Comparison of Multiple Displacement Amplification (MDA) and Multiple Annealing and Looping-Based Amplification Cycles (MALBAC) in Limited DNA Sequencing Based on Tube and Droplet
State Key Laboratory of Bioelectronics, School of Biological Science and Medical Engineering, Southeast University, No. 2, Sipailou, Nanjing 210096, China
Author to whom correspondence should be addressed.

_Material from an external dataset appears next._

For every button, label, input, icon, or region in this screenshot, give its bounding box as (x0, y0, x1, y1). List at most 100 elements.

Micromachines 2020, 11(7), 645; https://doi.org/10.3390/mi11070645
Received: 28 May 2020 / Revised: 25 June 2020 / Accepted: 26 June 2020 / Published: 29 June 2020
Whole genome amplification (WGA) is crucial for whole genome sequencing to investigate complex genomic alteration at the single-cell or even single-molecule level. Multiple displacement amplification (MDA) and multiple annealing and looping based amplification cycles (MALBAC) are two most widely applied WGA methods, which have different advantages and disadvantages, dependent on research objectives. Herein, we compared the MDA and MALBAC to provide more information on their performance in droplets and tubes. We observed that the droplet method could dramatically reduce the amplification bias and retain the high accuracy of replication than the conventional tube method. Furthermore, the droplet method exhibited higher efficiency and sensitivity for both homozygous and heterozygous single nucleotide variants (SNVs) at the low sequencing depth. In addition, we also found that MALBAC offered a greater uniformity and reproducibility and MDA showed a better efficiency of genomic coverage and SNV detection. Our results provided insights that will allow future decision making.